Strong interest in REITs to continue. 

  • The performance of SREITs as denoted by FSTREI Index rose 10% YTD. We expect buying interest for S-REITs will continue in the immediate term driven by 
    1. high yield spread of 4.4%, and 
    2. attractiveness from the continued strength of the SGD. 
  • Outperformance, in our view, will hinge on the S-REIT’s potential to post higher earnings growth (organically or through acquisitions). We like CDREIT (BUY, TP 1.75) given the expected turnaround in its earnings. 
  • We continue to be vested in landlords like K-REIT (BUY, TP S$1,23) and REITs with attractive acquisition prospects like MLT (BUY, TP S$1.28) and FLT (BUY, TPS$ 1.10).

Singapore REITs performance 

  • Market turned their attention towards developers at end 2016-early 2017 on the back of positive industry data-points.
  • S-REITs’ performance caught up post 1Q17 on the back of rotational interest after a 25% rise in share prices of developers.
  • Positive GDP data from Singapore economy led to investors taking risker bets in the REIT space.
  • S-REIT sector is trading close to 1.0x P/NAV, which is in line with its historical trading range.
  • S-REITs are trading at close to 6.3% yield, in line with the historical trading range.
  • Recent rally in share price brought yields down from close to 6.5%-6.7% since the start of the year.

Singapore Property Clock 

  • We believe that the property market will bottom out in 2018 with a fall-off in supply in majority of sectors (office sector, hotels sector and industrial sector). This is supportive for higher rents going forward.
  • We believe that more cyclical sectors like hotel and office will lead the recovery given that demand for rooms and office space is more co-related to the economic outlook.

Hotel Sector supply is tapering off 

  • Incoming hotel room supply is expected to taper off to only a mere 1-2% in 2018-2019, close to a third of the annual growth of 5%-6% in the past few years. We see this as a turning point for hoteliers and project RevPAR to rise by 4% in 2018 after seeing downward pressure over the past few years.
  • In addition, with the return of major conferences and events in 2018, we expect corporate demand to pick up in 2018, which will be supportive for room rates going forward.

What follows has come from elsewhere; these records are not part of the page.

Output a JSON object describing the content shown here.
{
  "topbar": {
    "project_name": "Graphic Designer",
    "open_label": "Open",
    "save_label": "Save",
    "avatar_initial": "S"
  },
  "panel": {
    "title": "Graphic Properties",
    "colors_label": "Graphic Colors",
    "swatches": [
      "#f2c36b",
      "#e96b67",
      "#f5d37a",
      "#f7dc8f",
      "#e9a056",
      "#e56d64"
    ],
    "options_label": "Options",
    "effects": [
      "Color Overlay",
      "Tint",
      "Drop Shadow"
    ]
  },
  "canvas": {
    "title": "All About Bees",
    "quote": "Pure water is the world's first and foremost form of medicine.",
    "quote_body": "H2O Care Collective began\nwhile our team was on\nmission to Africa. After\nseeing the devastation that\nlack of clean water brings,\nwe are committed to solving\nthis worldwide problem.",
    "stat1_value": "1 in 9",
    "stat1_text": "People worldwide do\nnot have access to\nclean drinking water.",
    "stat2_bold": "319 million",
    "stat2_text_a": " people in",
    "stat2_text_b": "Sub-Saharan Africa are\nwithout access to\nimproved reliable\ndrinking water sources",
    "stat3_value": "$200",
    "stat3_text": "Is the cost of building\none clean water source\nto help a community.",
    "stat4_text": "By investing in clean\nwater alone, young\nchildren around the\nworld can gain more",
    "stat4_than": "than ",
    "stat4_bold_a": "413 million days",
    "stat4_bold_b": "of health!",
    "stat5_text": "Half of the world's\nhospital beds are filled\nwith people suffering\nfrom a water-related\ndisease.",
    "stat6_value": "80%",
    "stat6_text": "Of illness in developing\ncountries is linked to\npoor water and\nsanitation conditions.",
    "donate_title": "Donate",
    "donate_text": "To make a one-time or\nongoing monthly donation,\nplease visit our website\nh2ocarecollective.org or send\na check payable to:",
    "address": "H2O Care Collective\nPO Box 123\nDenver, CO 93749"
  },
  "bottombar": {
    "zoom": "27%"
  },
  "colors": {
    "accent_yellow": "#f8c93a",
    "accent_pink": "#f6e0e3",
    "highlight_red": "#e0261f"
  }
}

Office sector to see low level of new supply additions up to 2020 

  • After 2 years of high concentration of supply completions where close to 4.5m square feet of new supply was added to the market, the office sector will see minimal new supply additions up till 2020. This is supportive for an upward trajectory in rentals from 2018 onwards.
  • With pre-commitment rates for new buildings completing in 2017 at a high of c.60%, we believe that downside risk to market rents is abating.

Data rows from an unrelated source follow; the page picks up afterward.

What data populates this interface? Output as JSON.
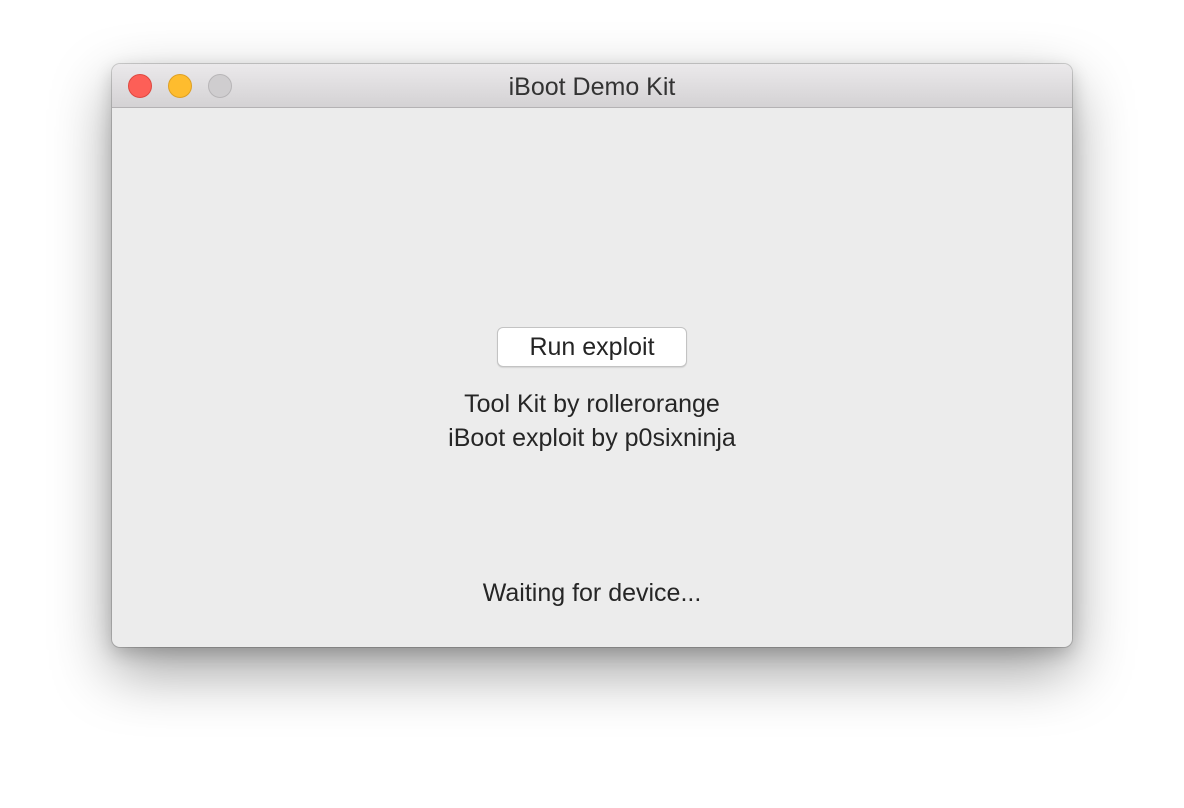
{
  "window": {
    "title": "iBoot Demo Kit",
    "traffic_lights": {
      "close_color": "#fd5f57",
      "minimize_color": "#febc2e",
      "zoom_color": "#cfcdcf"
    }
  },
  "main": {
    "run_button_label": "Run exploit",
    "credits": [
      "Tool Kit by rollerorange",
      "iBoot exploit by p0sixninja"
    ],
    "status_text": "Waiting for device..."
  }
}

Industrial space is seeing slower additions

  • After achieving a peak in 2017, new industrial supply will drop by close to 50% in 2018 and further in 2019.
  • The fall off mainly comes from the warehouse and business park space where completions will peak in 2017.
  • With a fall in supply for industrial stock, we expect market rents to stabilise and rise marginally in 2018.

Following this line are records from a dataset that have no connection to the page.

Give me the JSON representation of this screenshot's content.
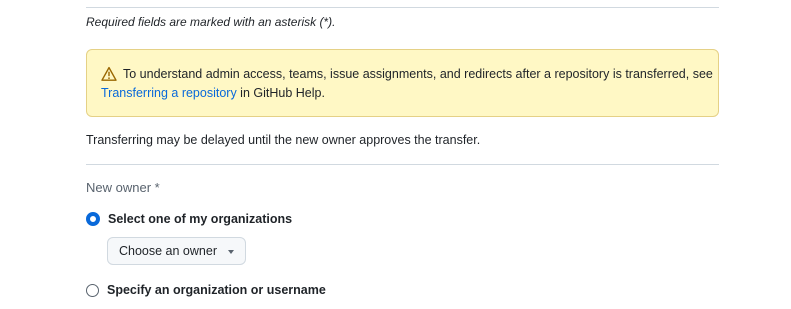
{
  "form": {
    "required_note": "Required fields are marked with an asterisk (*).",
    "warning": {
      "icon": "alert-icon",
      "text_before": "To understand admin access, teams, issue assignments, and redirects after a repository is transferred, see",
      "link_text": "Transferring a repository",
      "text_after": " in GitHub Help."
    },
    "delay_note": "Transferring may be delayed until the new owner approves the transfer.",
    "new_owner_label": "New owner *",
    "options": [
      {
        "label": "Select one of my organizations",
        "checked": true
      },
      {
        "label": "Specify an organization or username",
        "checked": false
      }
    ],
    "owner_select": {
      "label": "Choose an owner",
      "icon": "triangle-down-icon"
    }
  },
  "colors": {
    "accent": "#0969da",
    "warning_bg": "#fff8c5",
    "warning_border": "#e5d186",
    "warning_icon": "#9a6700"
  }
}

Retail space is seeing increasing competition 

  • The retail sector is expected to see increasing competition in the coming years on the back of completions of major malls in 2017-2019.
  • We note that a majority of new malls are part of an integrated development and thus likely to be mainly captive in nature. However, we note that large scale malls like Changi Jewel, Northpoint City are likely to be able to attract shoppers beyond their captive market and thus would cannibalise traffic from the surrounding malls.
  • In addition, retailers remain in a consolidation mode which will mean higher vacancy rates going forward. We believe that malls with a large operational scale and located near train and bus interchanges will remain more resilient.